Techmodo Limited is officially registered with the government in the UK, with Segaran listed as the sole director. It hasn’t yet filed any meaningful accounts and the same is true for the company of the same name, also operated by Segaran, that was dissolved following a via compulsory strike-off just months earlier.
So, what we appear to have here is an official UK-registered company, which is subject to all relevant local law (both civil and criminal), being identified by plaintiffs in a US-lawsuit as the operator of an illegal site. We use the term ‘illegal’ here as guided by the High Court of England and Wales, which previously determined that YTS and hundreds of similar sites act illegally under civil law (at least) in the UK and should be blocked by local ISPs.

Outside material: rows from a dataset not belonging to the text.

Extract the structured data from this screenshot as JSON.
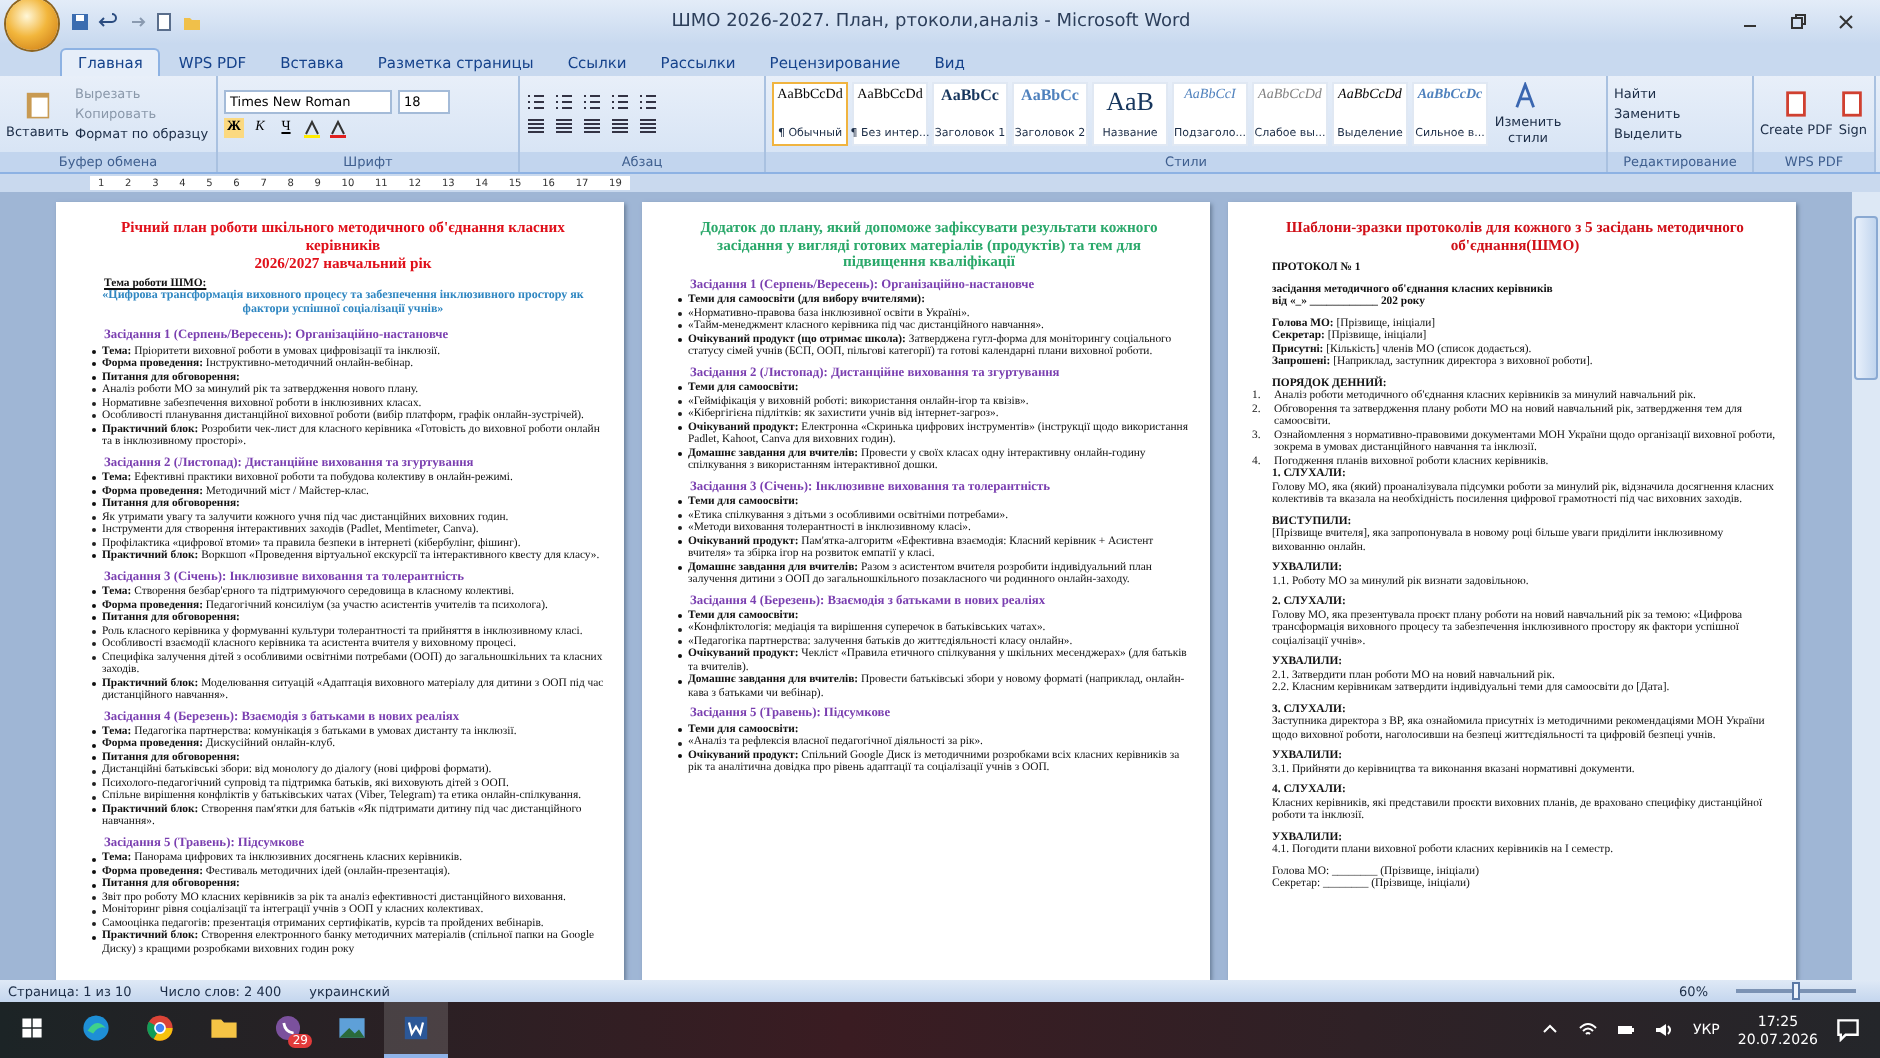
{
  "window": {
    "title": "ШМО 2026-2027. План, ртоколи,аналіз - Microsoft Word"
  },
  "tabs": [
    {
      "label": "Главная",
      "selected": true
    },
    {
      "label": "WPS PDF",
      "selected": false
    },
    {
      "label": "Вставка",
      "selected": false
    },
    {
      "label": "Разметка страницы",
      "selected": false
    },
    {
      "label": "Ссылки",
      "selected": false
    },
    {
      "label": "Рассылки",
      "selected": false
    },
    {
      "label": "Рецензирование",
      "selected": false
    },
    {
      "label": "Вид",
      "selected": false
    }
  ],
  "clipboard": {
    "label": "Буфер обмена",
    "paste": "Вставить",
    "items": [
      {
        "label": "Вырезать",
        "disabled": true
      },
      {
        "label": "Копировать",
        "disabled": true
      },
      {
        "label": "Формат по образцу",
        "disabled": false
      }
    ]
  },
  "font": {
    "label": "Шрифт",
    "name": "Times New Roman",
    "size": "18",
    "buttons": [
      "Ж",
      "К",
      "Ч"
    ]
  },
  "paragraph": {
    "label": "Абзац"
  },
  "styles": {
    "label": "Стили",
    "change": "Изменить стили",
    "items": [
      {
        "sample": "AaBbCcDd",
        "name": "¶ Обычный",
        "kind": "normal",
        "selected": true
      },
      {
        "sample": "AaBbCcDd",
        "name": "¶ Без интер...",
        "kind": "normal",
        "selected": false
      },
      {
        "sample": "AaBbCc",
        "name": "Заголовок 1",
        "kind": "heading",
        "selected": false
      },
      {
        "sample": "AaBbCc",
        "name": "Заголовок 2",
        "kind": "heading2",
        "selected": false
      },
      {
        "sample": "AaB",
        "name": "Название",
        "kind": "title",
        "selected": false
      },
      {
        "sample": "AaBbCcI",
        "name": "Подзаголо...",
        "kind": "subtitle",
        "selected": false
      },
      {
        "sample": "AaBbCcDd",
        "name": "Слабое вы...",
        "kind": "subtle",
        "selected": false
      },
      {
        "sample": "AaBbCcDd",
        "name": "Выделение",
        "kind": "emphasis",
        "selected": false
      },
      {
        "sample": "AaBbCcDc",
        "name": "Сильное в...",
        "kind": "strong",
        "selected": false
      }
    ]
  },
  "editing": {
    "label": "Редактирование",
    "items": [
      "Найти",
      "Заменить",
      "Выделить"
    ]
  },
  "wps": {
    "label": "WPS PDF",
    "items": [
      "Create PDF",
      "Sign"
    ]
  },
  "ruler": [
    "1",
    "2",
    "3",
    "4",
    "5",
    "6",
    "7",
    "8",
    "9",
    "10",
    "11",
    "12",
    "13",
    "14",
    "15",
    "16",
    "17",
    "19"
  ],
  "pages": [
    {
      "color": "#e0101a",
      "blocks": [
        {
          "kind": "title",
          "text": "Річний план роботи шкільного методичного об'єднання класних керівників"
        },
        {
          "kind": "title",
          "text": "2026/2027  навчальний рік"
        },
        {
          "kind": "label",
          "text": "Тема роботи ШМО:"
        },
        {
          "kind": "theme",
          "text": "«Цифрова трансформація виховного процесу та забезпечення інклюзивного простору як фактори успішної соціалізації учнів»"
        },
        {
          "kind": "heading",
          "text": "Засідання 1 (Серпень/Вересень):  Організаційно-настановче"
        },
        {
          "kind": "bullet",
          "text": "**Тема:** Пріоритети виховної роботи в умовах цифровізації та інклюзії."
        },
        {
          "kind": "bullet",
          "text": "**Форма проведення:** Інструктивно-методичний  онлайн-вебінар."
        },
        {
          "kind": "bold_bullet",
          "text": "Питання для обговорення:"
        },
        {
          "kind": "sub",
          "text": "Аналіз роботи МО за минулий рік та затвердження нового плану."
        },
        {
          "kind": "sub",
          "text": "Нормативне забезпечення виховної роботи в інклюзивних класах."
        },
        {
          "kind": "sub",
          "text": "Особливості планування  дистанційної  виховної роботи (вибір платформ, графік онлайн-зустрічей)."
        },
        {
          "kind": "bullet",
          "text": "**Практичний блок:** Розробити чек-лист  для класного керівника «Готовість до виховної роботи онлайн та в інклюзивному просторі»."
        },
        {
          "kind": "heading",
          "text": "Засідання 2 (Листопад):  Дистанційне виховання та згуртування"
        },
        {
          "kind": "bullet",
          "text": "**Тема:** Ефективні практики виховної роботи та побудова колективу в онлайн-режимі."
        },
        {
          "kind": "bullet",
          "text": "**Форма проведення:** Методичний міст / Майстер-клас."
        },
        {
          "kind": "bold_bullet",
          "text": "Питання для обговорення:"
        },
        {
          "kind": "sub",
          "text": "Як утримати увагу та залучити кожного учня під час дистанційних  виховних годин."
        },
        {
          "kind": "sub",
          "text": "Інструменти для створення інтерактивних  заходів (Padlet, Mentimeter,  Canva)."
        },
        {
          "kind": "sub",
          "text": "Профілактика «цифрової втоми» та правила безпеки в інтернеті (кібербулінг,  фішинг)."
        },
        {
          "kind": "bullet",
          "text": "**Практичний блок:** Воркшоп «Проведення віртуальної екскурсії та інтерактивного  квесту для класу»."
        },
        {
          "kind": "heading",
          "text": "Засідання 3 (Січень): Інклюзивне виховання та толерантність"
        },
        {
          "kind": "bullet",
          "text": "**Тема:** Створення безбар'єрного та підтримуючого середовища в класному колективі."
        },
        {
          "kind": "bullet",
          "text": "**Форма проведення:** Педагогічний консиліум (за участю асистентів  учителів та психолога)."
        },
        {
          "kind": "bold_bullet",
          "text": "Питання для обговорення:"
        },
        {
          "kind": "sub",
          "text": "Роль класного керівника у формуванні культури толерантності  та прийняття в інклюзивному класі."
        },
        {
          "kind": "sub",
          "text": "Особливості взаємодії класного керівника та асистента  вчителя у виховному процесі."
        },
        {
          "kind": "sub",
          "text": "Специфіка залучення  дітей з особливими освітніми потребами (ООП) до загальношкільних та класних заходів."
        },
        {
          "kind": "bullet",
          "text": "**Практичний блок:** Моделювання ситуацій  «Адаптація виховного матеріалу для дитини з ООП під час дистанційного  навчання»."
        },
        {
          "kind": "heading",
          "text": "Засідання 4 (Березень):  Взаємодія з батьками в нових реаліях"
        },
        {
          "kind": "bullet",
          "text": "**Тема:** Педагогіка партнерства: комунікація  з батьками в умовах дистанту  та інклюзії."
        },
        {
          "kind": "bullet",
          "text": "**Форма проведення:** Дискусійний  онлайн-клуб."
        },
        {
          "kind": "bold_bullet",
          "text": "Питання для обговорення:"
        },
        {
          "kind": "sub",
          "text": "Дистанційні  батьківські збори: від монологу до діалогу (нові цифрові формати)."
        },
        {
          "kind": "sub",
          "text": "Психолого-педагогічний  супровід та підтримка  батьків, які виховують дітей з ООП."
        },
        {
          "kind": "sub",
          "text": "Спільне вирішення конфліктів  у батьківських чатах (Viber, Telegram)  та етика онлайн-спілкування."
        },
        {
          "kind": "bullet",
          "text": "**Практичний блок:** Створення пам'ятки для батьків «Як підтримати  дитину під час дистанційного навчання»."
        },
        {
          "kind": "heading",
          "text": "Засідання 5 (Травень): Підсумкове"
        },
        {
          "kind": "bullet",
          "text": "**Тема:** Панорама цифрових та інклюзивних  досягнень класних керівників."
        },
        {
          "kind": "bullet",
          "text": "**Форма проведення:** Фестиваль методичних ідей (онлайн-презентація)."
        },
        {
          "kind": "bold_bullet",
          "text": "Питання для обговорення:"
        },
        {
          "kind": "sub",
          "text": "Звіт про роботу МО класних  керівників за рік та аналіз ефективності  дистанційного  виховання."
        },
        {
          "kind": "sub",
          "text": "Моніторинг рівня соціалізації  та інтеграції учнів з ООП у класних колективах."
        },
        {
          "kind": "sub",
          "text": "Самооцінка педагогів: презентація  отриманих  сертифікатів,  курсів та пройдених  вебінарів."
        },
        {
          "kind": "bullet",
          "text": "**Практичний блок:** Створення електронного банку методичних  матеріалів (спільної папки на Google Диску) з кращими розробками виховних годин року"
        }
      ]
    },
    {
      "color": "#2aa86a",
      "blocks": [
        {
          "kind": "title",
          "text": "Додаток до плану, який допоможе зафіксувати результати кожного засідання у вигляді готових матеріалів (продуктів) та тем для підвищення кваліфікації"
        },
        {
          "kind": "heading",
          "text": "Засідання 1 (Серпень/Вересень):  Організаційно-настановче"
        },
        {
          "kind": "bold_bullet",
          "text": "Теми для самоосвіти (для вибору вчителями):"
        },
        {
          "kind": "sub",
          "text": "«Нормативно-правова база інклюзивної освіти в Україні»."
        },
        {
          "kind": "sub",
          "text": "«Тайм-менеджмент класного керівника під час дистанційного  навчання»."
        },
        {
          "kind": "bullet",
          "text": "**Очікуваний продукт (що отримає школа):** Затверджена гугл-форма для моніторингу соціального статусу сімей учнів (БСП, ООП, пільгові категорії) та готові календарні  плани виховної роботи."
        },
        {
          "kind": "heading",
          "text": "Засідання 2 (Листопад): Дистанційне виховання та згуртування"
        },
        {
          "kind": "bold_bullet",
          "text": "Теми для самоосвіти:"
        },
        {
          "kind": "sub",
          "text": "«Гейміфікація у виховній роботі: використання  онлайн-ігор  та квізів»."
        },
        {
          "kind": "sub",
          "text": "«Кібергігієна підлітків: як захистити учнів від інтернет-загроз»."
        },
        {
          "kind": "bullet",
          "text": "**Очікуваний продукт:** Електронна «Скринька цифрових інструментів»  (інструкції щодо використання Padlet, Kahoot, Canva для виховних годин)."
        },
        {
          "kind": "bullet",
          "text": "**Домашнє завдання для вчителів:** Провести у своїх класах одну інтерактивну  онлайн-годину спілкування з використанням  інтерактивної  дошки."
        },
        {
          "kind": "heading",
          "text": "Засідання 3 (Січень): Інклюзивне виховання та толерантність"
        },
        {
          "kind": "bold_bullet",
          "text": "Теми для самоосвіти:"
        },
        {
          "kind": "sub",
          "text": "«Етика спілкування  з дітьми з особливими освітніми потребами»."
        },
        {
          "kind": "sub",
          "text": "«Методи виховання толерантності в інклюзивному класі»."
        },
        {
          "kind": "bullet",
          "text": "**Очікуваний продукт:** Пам'ятка-алгоритм «Ефективна взаємодія: Класний керівник + Асистент вчителя» та збірка ігор на розвиток емпатії у класі."
        },
        {
          "kind": "bullet",
          "text": "**Домашнє завдання для вчителів:** Разом з асистентом  вчителя розробити індивідуальний план залучення дитини  з ООП до загальношкільного позакласного чи родинного онлайн-заходу."
        },
        {
          "kind": "heading",
          "text": "Засідання 4 (Березень):  Взаємодія з батьками в нових реаліях"
        },
        {
          "kind": "bold_bullet",
          "text": "Теми для самоосвіти:"
        },
        {
          "kind": "sub",
          "text": "«Конфліктологія: медіація та вирішення  суперечок в батьківських чатах»."
        },
        {
          "kind": "sub",
          "text": "«Педагогіка партнерства:  залучення батьків до життєдіяльності класу онлайн»."
        },
        {
          "kind": "bullet",
          "text": "**Очікуваний продукт:** Чекліст «Правила етичного  спілкування у шкільних месенджерах»  (для батьків та вчителів)."
        },
        {
          "kind": "bullet",
          "text": "**Домашнє завдання для вчителів:** Провести батьківські збори у новому форматі (наприклад, онлайн-кава з батьками чи вебінар)."
        },
        {
          "kind": "heading",
          "text": "Засідання 5 (Травень): Підсумкове"
        },
        {
          "kind": "bold_bullet",
          "text": "Теми для самоосвіти:"
        },
        {
          "kind": "sub",
          "text": "«Аналіз та рефлексія власної педагогічної  діяльності за рік»."
        },
        {
          "kind": "bullet",
          "text": "**Очікуваний продукт:** Спільний Google Диск  із методичними розробками всіх класних керівників за рік та аналітична  довідка про рівень адаптації  та соціалізації  учнів з ООП."
        }
      ]
    },
    {
      "color": "#d01018",
      "blocks": [
        {
          "kind": "title",
          "text": "Шаблони-зразки протоколів для кожного з 5 засідань методичного об'єднання(ШМО)"
        },
        {
          "kind": "bold",
          "text": "ПРОТОКОЛ № 1"
        },
        {
          "kind": "bold",
          "text": "засідання методичного об'єднання класних керівників"
        },
        {
          "kind": "bold_tight",
          "text": "від «_» ____________ 202   року"
        },
        {
          "kind": "para",
          "text": "**Голова МО:** [Прізвище, ініціали]"
        },
        {
          "kind": "para_tight",
          "text": "**Секретар:** [Прізвище, ініціали]"
        },
        {
          "kind": "para_tight",
          "text": "**Присутні:** [Кількість] членів МО (список додається)."
        },
        {
          "kind": "para_tight",
          "text": "**Запрошені:** [Наприклад, заступник директора з виховної роботи]."
        },
        {
          "kind": "bold",
          "text": "ПОРЯДОК ДЕННИЙ:"
        },
        {
          "kind": "num",
          "marker": "1.",
          "text": "Аналіз роботи методичного об'єднання  класних керівників  за минулий навчальний рік."
        },
        {
          "kind": "num",
          "marker": "2.",
          "text": "Обговорення та затвердження плану роботи МО на новий навчальний рік, затвердження тем для самоосвіти."
        },
        {
          "kind": "num",
          "marker": "3.",
          "text": "Ознайомлення з нормативно-правовими документами МОН України щодо організації  виховної роботи, зокрема в умовах дистанційного  навчання та інклюзії."
        },
        {
          "kind": "num",
          "marker": "4.",
          "text": "Погодження планів  виховної роботи класних керівників."
        },
        {
          "kind": "bold_tight",
          "text": "1. СЛУХАЛИ:"
        },
        {
          "kind": "para_tight",
          "text": "Голову МО, яка (який) проаналізувала  підсумки роботи за минулий рік, відзначила досягнення класних колективів та вказала на необхідність  посилення цифрової грамотності під час виховних заходів."
        },
        {
          "kind": "bold",
          "text": "ВИСТУПИЛИ:"
        },
        {
          "kind": "para_tight",
          "text": "[Прізвище вчителя], яка запропонувала в новому році більше уваги приділити  інклюзивному вихованню онлайн."
        },
        {
          "kind": "bold",
          "text": "УХВАЛИЛИ:"
        },
        {
          "kind": "para_tight",
          "text": "1.1. Роботу МО за минулий рік визнати задовільною."
        },
        {
          "kind": "bold",
          "text": "2. СЛУХАЛИ:"
        },
        {
          "kind": "para_tight",
          "text": "Голову МО, яка презентувала проєкт плану роботи на новий навчальний рік за темою: «Цифрова трансформація виховного процесу  та забезпечення  інклюзивного простору як фактори успішної соціалізації  учнів»."
        },
        {
          "kind": "bold",
          "text": "УХВАЛИЛИ:"
        },
        {
          "kind": "para_tight",
          "text": "2.1. Затвердити план роботи МО на новий навчальний рік."
        },
        {
          "kind": "para_tight",
          "text": "2.2. Класним керівникам  затвердити індивідуальні  теми для самоосвіти  до [Дата]."
        },
        {
          "kind": "bold",
          "text": "3. СЛУХАЛИ:"
        },
        {
          "kind": "para_tight",
          "text": "Заступника директора з ВР, яка ознайомила присутніх  із методичними  рекомендаціями МОН України щодо виховної роботи, наголосивши на безпеці  життєдіяльності  та цифровій безпеці учнів."
        },
        {
          "kind": "bold",
          "text": "УХВАЛИЛИ:"
        },
        {
          "kind": "para_tight",
          "text": "3.1. Прийняти до керівництва  та виконання  вказані нормативні  документи."
        },
        {
          "kind": "bold",
          "text": "4. СЛУХАЛИ:"
        },
        {
          "kind": "para_tight",
          "text": "Класних керівників, які представили проєкти виховних планів, де враховано специфіку дистанційної  роботи та інклюзії."
        },
        {
          "kind": "bold",
          "text": "УХВАЛИЛИ:"
        },
        {
          "kind": "para_tight",
          "text": "4.1. Погодити плани виховної роботи класних керівників на I семестр."
        },
        {
          "kind": "para",
          "text": "Голова МО: ________ (Прізвище, ініціали)"
        },
        {
          "kind": "para_tight",
          "text": "Секретар: ________ (Прізвище, ініціали)"
        }
      ]
    }
  ],
  "status_bar": {
    "page": "Страница: 1 из 10",
    "words": "Число слов: 2 400",
    "language": "украинский",
    "zoom": "60%",
    "level": 0.5
  },
  "taskbar": {
    "apps": [
      {
        "kind": "edge",
        "active": false
      },
      {
        "kind": "chrome",
        "active": false
      },
      {
        "kind": "folder",
        "active": false
      },
      {
        "kind": "viber",
        "active": false,
        "badge": "29"
      },
      {
        "kind": "photos",
        "active": false
      },
      {
        "kind": "word",
        "active": true
      }
    ],
    "language": "УКР",
    "time": "17:25",
    "date": "20.07.2026"
  }
}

So the big questions must follow. If Techmodo Limited is the operator of YTS and YTS is a site that operates illegally, it seems highly unlikely that Techmodo Limited can legally operate the YTS site in the UK. What charges or challenges it might face are matters for HMRC and possibly even the Police Intellectual Property Crime Unit because, when infringement is carried out in the course of business, it becomes a criminal offense.
Big Questions to Be Answered in Murky and Unchartered Waters
In summary, what we appear to have here is a verifiably illegal site, run through an ostensibly legal entity, collecting and processing private user information, then handing that data over to third-party overseas attorneys/media companies, ones that appear to know the legal status of the site and the company behind it. This, so that people can be approached for payments for alleged offenses that took place utilizing that illegal site.
We can only presume that Culpepper IP and its associates have done their homework, they’re lawyers after all, but this business and/or legal arrangement is unorthodox, to say the very least. If a UK precedent exists determining the legality of the transfer of this kind of user data in these circumstances, we’re completely unaware of it.
If nothing else, the bar seems to be set particularly low when a legal entity, Techmodo Limited, is stated to be the operator of an illegal site, one that’s also supplying private information on alleged infringers that were only able to infringe because the YTS site supplied the torrent files in the first place. Quite remarkable.
Copyright experts, privacy buffs, and company law lawyers on both sides of the pond are invited to write in with an opinion on the implications of this massive conundrum because this goes way, way beyond anything we’ve ever seen before.